Seeing a Rose in Five Thousand Ways
Yunzhi Zhang, Shangzhe Wu, Noah Snavely, Jiajun Wu
TL;DR
This work tackles the problem of learning object intrinsics—3D geometry, texture, and material properties—from a single image containing multiple instances of the same object type. It introduces a generative framework that represents intrinsics with neural fields (e.g., a 3D shape via a Signed Distance Function $f_\theta$, albedo via $a_\psi$, and a shininess parameter $\alpha$) conditioned on a latent code and rendered under environment extrinsics using a Phong-like lighting model and neural volume rendering. Training uses an adversarial setup on image crops with pose-aware regularization and scale/translation augmentations to enforce 3D-consistency and robustness in the limited-data regime. The model demonstrates recovery of object intrinsics from in-the-wild and synthetic images, enabling novel-view synthesis, relighting, and generation that surpasses baselines like GNeRF, Neural-PIL, and NeRD on multiple metrics, with notable gains in depth, albedo, and image realism.

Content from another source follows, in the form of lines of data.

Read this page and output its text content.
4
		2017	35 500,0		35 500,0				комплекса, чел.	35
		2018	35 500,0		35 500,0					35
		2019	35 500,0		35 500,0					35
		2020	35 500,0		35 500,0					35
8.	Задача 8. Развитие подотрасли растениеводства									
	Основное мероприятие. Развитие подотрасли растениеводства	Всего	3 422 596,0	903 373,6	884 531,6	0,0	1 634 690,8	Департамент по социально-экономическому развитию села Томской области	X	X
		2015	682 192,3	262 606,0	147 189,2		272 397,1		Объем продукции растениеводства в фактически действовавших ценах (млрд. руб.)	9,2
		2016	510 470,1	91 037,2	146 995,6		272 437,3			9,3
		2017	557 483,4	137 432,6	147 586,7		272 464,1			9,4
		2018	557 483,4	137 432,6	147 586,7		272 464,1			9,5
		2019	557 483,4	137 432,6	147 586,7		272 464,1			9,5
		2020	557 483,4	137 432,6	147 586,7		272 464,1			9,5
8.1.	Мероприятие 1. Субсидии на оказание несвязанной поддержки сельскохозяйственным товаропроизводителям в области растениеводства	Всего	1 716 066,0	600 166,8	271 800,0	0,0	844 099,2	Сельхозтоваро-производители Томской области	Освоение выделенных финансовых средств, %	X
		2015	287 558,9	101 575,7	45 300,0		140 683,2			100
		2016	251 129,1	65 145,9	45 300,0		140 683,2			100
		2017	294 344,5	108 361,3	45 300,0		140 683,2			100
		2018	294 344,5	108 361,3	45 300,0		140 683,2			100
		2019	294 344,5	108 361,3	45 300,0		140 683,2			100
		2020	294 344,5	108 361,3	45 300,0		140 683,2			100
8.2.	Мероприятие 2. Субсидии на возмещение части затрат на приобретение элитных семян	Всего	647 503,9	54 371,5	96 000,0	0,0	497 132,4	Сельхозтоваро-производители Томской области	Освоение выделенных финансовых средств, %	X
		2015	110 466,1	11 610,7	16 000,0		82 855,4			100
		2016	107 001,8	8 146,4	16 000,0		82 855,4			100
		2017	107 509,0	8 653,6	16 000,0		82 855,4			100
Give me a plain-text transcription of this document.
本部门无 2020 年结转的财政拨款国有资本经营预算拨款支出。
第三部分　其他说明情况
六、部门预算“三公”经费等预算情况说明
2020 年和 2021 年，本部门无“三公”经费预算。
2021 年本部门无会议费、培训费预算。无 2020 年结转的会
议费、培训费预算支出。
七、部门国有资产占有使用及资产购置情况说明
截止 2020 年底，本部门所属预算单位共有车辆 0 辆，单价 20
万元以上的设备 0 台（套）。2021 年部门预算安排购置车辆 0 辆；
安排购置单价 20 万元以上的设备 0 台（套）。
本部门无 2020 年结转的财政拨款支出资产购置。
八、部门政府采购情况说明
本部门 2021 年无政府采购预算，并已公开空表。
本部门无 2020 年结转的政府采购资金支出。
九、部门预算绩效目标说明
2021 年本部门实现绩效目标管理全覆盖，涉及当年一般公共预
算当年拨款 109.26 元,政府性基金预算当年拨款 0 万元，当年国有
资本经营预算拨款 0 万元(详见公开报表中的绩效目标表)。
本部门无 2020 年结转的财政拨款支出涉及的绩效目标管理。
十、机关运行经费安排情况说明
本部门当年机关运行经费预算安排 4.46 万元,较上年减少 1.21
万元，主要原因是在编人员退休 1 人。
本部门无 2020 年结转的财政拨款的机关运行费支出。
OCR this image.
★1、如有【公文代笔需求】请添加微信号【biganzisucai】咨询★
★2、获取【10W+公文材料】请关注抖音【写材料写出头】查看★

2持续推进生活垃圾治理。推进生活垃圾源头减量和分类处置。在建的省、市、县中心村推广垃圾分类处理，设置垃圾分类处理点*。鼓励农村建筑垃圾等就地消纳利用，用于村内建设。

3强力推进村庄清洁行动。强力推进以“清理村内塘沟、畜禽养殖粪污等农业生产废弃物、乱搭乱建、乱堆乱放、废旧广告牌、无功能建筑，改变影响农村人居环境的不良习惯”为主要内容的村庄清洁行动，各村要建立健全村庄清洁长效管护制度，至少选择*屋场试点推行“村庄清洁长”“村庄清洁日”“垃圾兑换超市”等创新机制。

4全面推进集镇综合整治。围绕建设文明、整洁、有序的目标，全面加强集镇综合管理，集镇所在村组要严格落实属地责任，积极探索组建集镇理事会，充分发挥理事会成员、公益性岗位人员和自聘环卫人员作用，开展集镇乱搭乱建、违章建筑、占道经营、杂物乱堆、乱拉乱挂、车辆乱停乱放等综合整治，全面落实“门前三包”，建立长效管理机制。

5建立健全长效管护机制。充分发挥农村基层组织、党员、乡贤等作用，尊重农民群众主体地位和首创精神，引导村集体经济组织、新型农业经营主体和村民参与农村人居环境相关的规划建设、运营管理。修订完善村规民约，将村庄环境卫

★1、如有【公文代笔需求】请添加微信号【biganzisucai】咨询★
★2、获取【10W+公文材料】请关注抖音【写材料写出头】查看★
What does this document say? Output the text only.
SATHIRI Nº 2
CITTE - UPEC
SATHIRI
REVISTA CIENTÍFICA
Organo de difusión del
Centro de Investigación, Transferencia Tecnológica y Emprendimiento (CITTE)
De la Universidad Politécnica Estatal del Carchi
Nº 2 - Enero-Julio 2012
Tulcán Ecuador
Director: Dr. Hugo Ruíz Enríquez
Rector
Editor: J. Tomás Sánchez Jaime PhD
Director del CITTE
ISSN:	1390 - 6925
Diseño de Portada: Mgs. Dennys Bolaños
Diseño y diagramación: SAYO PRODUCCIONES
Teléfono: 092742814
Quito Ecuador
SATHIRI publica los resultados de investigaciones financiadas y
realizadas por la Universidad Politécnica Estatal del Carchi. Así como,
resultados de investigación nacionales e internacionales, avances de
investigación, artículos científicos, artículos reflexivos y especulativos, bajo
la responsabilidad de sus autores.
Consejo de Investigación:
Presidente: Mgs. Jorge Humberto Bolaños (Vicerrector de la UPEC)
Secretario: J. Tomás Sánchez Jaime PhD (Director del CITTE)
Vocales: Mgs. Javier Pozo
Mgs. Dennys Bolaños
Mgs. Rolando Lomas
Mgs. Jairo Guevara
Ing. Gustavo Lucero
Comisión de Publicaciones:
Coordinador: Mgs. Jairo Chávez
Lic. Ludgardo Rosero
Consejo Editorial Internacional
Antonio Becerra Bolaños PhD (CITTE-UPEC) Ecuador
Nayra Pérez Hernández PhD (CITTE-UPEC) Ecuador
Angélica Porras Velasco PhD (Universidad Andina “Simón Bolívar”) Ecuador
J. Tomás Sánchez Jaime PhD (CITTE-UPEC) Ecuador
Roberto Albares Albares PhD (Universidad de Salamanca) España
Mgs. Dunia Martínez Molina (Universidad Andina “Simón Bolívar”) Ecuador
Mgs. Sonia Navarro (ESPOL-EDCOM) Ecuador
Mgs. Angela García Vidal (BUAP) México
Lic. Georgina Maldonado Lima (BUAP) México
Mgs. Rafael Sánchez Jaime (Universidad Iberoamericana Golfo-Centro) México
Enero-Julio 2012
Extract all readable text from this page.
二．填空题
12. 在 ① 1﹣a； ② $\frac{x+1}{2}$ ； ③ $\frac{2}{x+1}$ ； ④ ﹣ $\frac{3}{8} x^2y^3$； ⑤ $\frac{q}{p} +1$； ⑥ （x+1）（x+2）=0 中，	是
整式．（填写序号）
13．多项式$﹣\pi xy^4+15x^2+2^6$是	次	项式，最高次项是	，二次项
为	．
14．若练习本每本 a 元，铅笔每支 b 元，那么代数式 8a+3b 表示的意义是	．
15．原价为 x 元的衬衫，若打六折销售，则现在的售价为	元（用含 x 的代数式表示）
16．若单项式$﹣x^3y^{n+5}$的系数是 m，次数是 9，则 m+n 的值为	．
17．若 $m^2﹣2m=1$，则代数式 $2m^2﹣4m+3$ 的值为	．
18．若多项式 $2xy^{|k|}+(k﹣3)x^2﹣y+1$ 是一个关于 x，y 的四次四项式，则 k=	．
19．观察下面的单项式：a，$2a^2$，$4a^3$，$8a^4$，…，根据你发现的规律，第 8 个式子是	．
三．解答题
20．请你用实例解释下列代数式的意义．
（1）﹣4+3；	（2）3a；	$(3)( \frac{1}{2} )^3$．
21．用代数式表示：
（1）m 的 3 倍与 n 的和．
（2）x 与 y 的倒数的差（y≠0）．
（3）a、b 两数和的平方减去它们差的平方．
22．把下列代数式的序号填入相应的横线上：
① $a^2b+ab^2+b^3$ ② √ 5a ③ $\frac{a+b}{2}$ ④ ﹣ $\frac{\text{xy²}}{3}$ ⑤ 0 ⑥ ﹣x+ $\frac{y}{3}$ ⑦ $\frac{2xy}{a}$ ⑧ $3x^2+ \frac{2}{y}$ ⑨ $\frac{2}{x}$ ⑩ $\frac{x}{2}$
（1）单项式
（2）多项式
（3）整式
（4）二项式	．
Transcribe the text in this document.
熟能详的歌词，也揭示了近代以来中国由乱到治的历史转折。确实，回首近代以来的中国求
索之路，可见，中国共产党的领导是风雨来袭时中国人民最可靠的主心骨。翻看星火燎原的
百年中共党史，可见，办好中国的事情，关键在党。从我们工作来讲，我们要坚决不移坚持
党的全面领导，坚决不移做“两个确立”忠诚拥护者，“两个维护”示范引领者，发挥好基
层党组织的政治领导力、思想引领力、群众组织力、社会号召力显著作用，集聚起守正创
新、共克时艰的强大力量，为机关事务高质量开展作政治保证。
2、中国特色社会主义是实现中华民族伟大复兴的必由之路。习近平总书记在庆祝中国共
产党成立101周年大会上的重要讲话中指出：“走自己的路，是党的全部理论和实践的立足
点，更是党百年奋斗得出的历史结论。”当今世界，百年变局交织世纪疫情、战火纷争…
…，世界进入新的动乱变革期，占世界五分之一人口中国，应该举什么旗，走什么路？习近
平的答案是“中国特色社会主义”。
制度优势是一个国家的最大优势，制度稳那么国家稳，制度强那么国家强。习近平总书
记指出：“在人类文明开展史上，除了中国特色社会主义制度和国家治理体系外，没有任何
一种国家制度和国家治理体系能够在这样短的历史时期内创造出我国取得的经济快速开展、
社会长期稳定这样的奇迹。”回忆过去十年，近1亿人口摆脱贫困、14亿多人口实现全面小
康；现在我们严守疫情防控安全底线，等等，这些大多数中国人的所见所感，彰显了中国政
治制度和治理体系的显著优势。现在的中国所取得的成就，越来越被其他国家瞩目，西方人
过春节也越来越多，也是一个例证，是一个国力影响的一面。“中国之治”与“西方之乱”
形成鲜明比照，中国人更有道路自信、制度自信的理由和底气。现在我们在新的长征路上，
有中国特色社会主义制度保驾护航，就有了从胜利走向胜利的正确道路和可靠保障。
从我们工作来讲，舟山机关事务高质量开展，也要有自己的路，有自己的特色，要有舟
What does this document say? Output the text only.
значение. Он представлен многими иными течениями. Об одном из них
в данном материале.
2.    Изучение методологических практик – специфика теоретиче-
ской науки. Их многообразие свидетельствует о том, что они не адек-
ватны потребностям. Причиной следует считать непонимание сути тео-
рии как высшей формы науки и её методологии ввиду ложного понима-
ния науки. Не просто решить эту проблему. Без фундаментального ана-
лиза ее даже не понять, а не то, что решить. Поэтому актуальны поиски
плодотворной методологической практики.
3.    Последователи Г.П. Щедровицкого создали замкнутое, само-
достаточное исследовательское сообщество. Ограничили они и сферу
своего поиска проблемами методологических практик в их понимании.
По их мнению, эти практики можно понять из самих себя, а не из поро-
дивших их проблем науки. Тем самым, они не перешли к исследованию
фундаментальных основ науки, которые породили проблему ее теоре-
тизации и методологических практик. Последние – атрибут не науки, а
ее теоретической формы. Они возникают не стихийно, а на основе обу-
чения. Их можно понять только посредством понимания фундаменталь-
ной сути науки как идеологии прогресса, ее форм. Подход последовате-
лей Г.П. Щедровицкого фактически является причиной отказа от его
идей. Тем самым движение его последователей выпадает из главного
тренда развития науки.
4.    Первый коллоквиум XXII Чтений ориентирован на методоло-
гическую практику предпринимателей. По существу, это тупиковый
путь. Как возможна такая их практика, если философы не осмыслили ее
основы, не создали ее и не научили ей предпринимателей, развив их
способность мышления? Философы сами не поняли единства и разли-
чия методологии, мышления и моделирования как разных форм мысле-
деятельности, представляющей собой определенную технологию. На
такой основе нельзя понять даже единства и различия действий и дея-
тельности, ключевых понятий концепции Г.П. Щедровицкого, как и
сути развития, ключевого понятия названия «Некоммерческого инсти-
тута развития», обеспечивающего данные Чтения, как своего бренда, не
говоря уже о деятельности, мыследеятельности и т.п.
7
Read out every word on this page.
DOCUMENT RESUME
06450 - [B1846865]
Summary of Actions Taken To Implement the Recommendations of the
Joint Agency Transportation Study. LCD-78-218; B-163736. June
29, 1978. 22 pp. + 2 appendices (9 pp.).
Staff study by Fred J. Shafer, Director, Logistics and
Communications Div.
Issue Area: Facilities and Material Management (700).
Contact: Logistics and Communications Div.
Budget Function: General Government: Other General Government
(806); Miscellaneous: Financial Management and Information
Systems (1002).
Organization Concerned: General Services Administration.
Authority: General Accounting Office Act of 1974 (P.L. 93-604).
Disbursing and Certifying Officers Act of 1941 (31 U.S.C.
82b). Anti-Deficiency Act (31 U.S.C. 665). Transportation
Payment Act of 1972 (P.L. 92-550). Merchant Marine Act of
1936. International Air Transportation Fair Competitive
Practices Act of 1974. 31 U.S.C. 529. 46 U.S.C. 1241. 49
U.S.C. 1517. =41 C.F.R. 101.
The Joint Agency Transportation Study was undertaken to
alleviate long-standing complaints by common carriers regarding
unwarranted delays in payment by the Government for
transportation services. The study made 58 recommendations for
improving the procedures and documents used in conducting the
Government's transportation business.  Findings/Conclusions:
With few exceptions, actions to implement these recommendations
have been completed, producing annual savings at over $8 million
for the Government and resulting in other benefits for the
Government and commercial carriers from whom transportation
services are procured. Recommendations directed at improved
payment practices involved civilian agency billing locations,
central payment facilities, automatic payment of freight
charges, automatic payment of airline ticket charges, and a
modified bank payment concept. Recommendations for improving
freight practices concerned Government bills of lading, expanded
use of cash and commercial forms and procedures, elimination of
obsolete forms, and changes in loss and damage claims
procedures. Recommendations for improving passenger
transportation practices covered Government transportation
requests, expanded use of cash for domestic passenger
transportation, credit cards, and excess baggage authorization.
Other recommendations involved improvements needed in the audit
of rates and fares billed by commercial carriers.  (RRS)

This approach offers a practical pathway to 3D-aware generation from minimal data, with applications in shape reconstruction, relighting, and controllable instance generation in real-world scenes.
Abstract
What is a rose, visually? A rose comprises its intrinsics, including the distribution of geometry, texture, and material specific to its object category. With knowledge of these intrinsic properties, we may render roses of different sizes and shapes, in different poses, and under different lighting conditions. In this work, we build a generative model that learns to capture such object intrinsics from a single image, such as a photo of a bouquet. Such an image includes multiple instances of an object type. These instances all share the same intrinsics, but appear different due to a combination of variance within these intrinsics and differences in extrinsic factors, such as pose and illumination. Experiments show that our model successfully learns object intrinsics (distribution of geometry, texture, and material) for a wide range of objects, each from a single Internet image. Our method achieves superior results on multiple downstream tasks, including intrinsic image decomposition, shape and image generation, view synthesis, and relighting.